THE SILVER CASE: What Is Uehara Kamui?

Chapter 3: Declaration of the Rights of Kamui

Keith Stack comic panel. The art style is very cartoony, with flat colors. Leslie, a blue-haired woman, kneels at her bedside, praying, with prayer beads around her hand. She says, "God, I know I don't pray very often, but if you could, please bless our country with a few political assassinations."
Artwork by Keith Stack.

Kamui’s creative destruction

“Kusabi is partially correct about crime being manufactured and having a source,” writes Freeman. “The source is not Kamui, but an impenetrable monolith of oligarchs with Uminosuke at the top that purposefully maintains a cycle of crime, dehumanization and death for their own self-interests” (67). The Shelter Kids Policy represents the social and economic neglect and violence of the rich against the poor, the way that the ruling class creates the social and economic conditions that generate crime. These are the conditions that “Spectrum” and “Hana” depict literally in the story of Hikaru and Koichi.

Screenshot from "Spectrum." A window in the upper left shows a man, woman, and child. The man is holding a suitcase and shutting the trunk of a car. Another suitcase is at his feet. Hikaru wears a backpack and stares up at the Typhoon Apartments, off-screen. The woman, his mother, holds a suitcase and has her hand on Hikaru's back. Her shirt has the letters "AAE" on it.

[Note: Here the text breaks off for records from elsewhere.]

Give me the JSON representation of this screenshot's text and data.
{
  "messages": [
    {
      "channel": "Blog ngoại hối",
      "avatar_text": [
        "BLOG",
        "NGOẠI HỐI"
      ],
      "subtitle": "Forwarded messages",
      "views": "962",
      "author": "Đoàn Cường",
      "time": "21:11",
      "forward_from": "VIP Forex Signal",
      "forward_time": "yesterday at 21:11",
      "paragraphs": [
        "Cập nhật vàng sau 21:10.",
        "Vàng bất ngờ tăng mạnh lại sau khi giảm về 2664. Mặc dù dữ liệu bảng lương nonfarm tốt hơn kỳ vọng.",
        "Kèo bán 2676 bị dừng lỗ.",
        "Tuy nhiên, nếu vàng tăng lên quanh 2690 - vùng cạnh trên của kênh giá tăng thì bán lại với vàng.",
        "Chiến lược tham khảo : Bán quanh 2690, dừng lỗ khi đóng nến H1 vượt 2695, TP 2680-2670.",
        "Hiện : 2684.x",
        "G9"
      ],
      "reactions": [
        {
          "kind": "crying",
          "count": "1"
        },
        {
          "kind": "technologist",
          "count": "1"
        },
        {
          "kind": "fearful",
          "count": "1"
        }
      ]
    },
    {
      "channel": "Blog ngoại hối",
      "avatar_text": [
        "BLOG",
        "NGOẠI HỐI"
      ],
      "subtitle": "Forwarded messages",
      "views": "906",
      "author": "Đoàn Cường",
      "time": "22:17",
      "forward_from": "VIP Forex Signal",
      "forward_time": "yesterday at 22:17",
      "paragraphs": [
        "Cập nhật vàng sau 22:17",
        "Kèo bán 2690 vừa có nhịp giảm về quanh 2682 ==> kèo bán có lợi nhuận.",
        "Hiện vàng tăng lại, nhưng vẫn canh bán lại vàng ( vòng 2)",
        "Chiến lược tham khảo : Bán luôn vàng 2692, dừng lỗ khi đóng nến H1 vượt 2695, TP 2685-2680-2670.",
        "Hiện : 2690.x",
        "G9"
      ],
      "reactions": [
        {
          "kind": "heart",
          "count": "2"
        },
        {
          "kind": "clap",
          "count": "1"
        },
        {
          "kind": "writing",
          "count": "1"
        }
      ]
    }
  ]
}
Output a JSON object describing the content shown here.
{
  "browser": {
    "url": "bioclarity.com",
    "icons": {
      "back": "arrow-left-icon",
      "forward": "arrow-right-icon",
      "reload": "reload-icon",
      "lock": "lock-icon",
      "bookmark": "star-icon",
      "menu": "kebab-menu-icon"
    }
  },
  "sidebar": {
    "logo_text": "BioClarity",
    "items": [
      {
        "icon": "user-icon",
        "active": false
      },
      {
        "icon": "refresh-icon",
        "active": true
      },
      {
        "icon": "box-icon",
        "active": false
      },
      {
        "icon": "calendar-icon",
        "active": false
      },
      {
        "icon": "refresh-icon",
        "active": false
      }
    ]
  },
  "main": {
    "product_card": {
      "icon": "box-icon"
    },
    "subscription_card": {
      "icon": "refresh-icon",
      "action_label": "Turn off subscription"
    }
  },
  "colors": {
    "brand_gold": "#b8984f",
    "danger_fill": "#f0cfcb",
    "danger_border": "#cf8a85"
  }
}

The Silver Case rejects more essentialist readings, that criminals are just evil monsters as many far-right narratives, or “Lunatics,” suggest. The deprivation and propaganda create and perpetuate the cycle of crime. The light that Kamui chases is one that refuses this cycle that is reincarnated again and again like his transmigrating soul to create a society that instead allows each individual to pursue self-actualization.

Enzawa has rare albeit unreliable insight into Kamui/Ayame. He tells Tokio, “Kamui possesses a terrible creative power. Don’t you think so? With that creative power, he’s able to distort everyday things. Did you know that? Most people known as ‘geniuses’ are the same. The creative power of a genius holds the power to encroach upon reality. And so,— to me, the crimes he commits are a type of creative work. Even his murders.”

Screenshot from "YUME." At Prussian, Enzawa says, "Kamui possesses a terrible creative power."

The connection seems clear enough. Fujiwara is an artist. But the savior Kamui is a revolutionary, and so is Uehara. Akira and Kusabi do not kill Nezu just as revenge but to demolish the shadows, the old men, so that the young can build “fuckin’ awesome” new millennium, a new society without the oppression of the former police state. Creation, as of Fujiwara’s art, and destruction, as of the savior Kamui’s assassinations, are closely connected. The late anthropologist David Graeber wrote an essay entitled “Super Position” about superheroes. There Graeber reflects on the link between the state and constitutive violence:

“[I]n the modern state, the very status of law is a problem. This is because of a basic logical paradox: no system can generate itself.

“Any power capable of creating such a system of laws cannot itself be bound by them. […] The English, American, and French revolutions changed all that when they created the notion of popular sovereignty—declaring that the power once held by kings is now held by an entity called ‘the people.’

“‘The people,’ however, are bound by the laws. So in what sense can they have created them? They created the laws through those revolutions themselves, but, of course, revolutions are acts of law-breaking. […]

“So, laws emerge from illegal activity. This creates a fundamental incoherence in the very idea of modern government[. …] It’s okay for the police to use violence because they are enforcing the law; the law is legitimate because it’s rooted in the constitution; the constitution is legitimate because it comes from the people; the people created the constitution by acts of illegal violence. The obvious question, then, is: how does one tell the difference between ‘the people’ and a mere rampaging mob? There is no obvious answer.”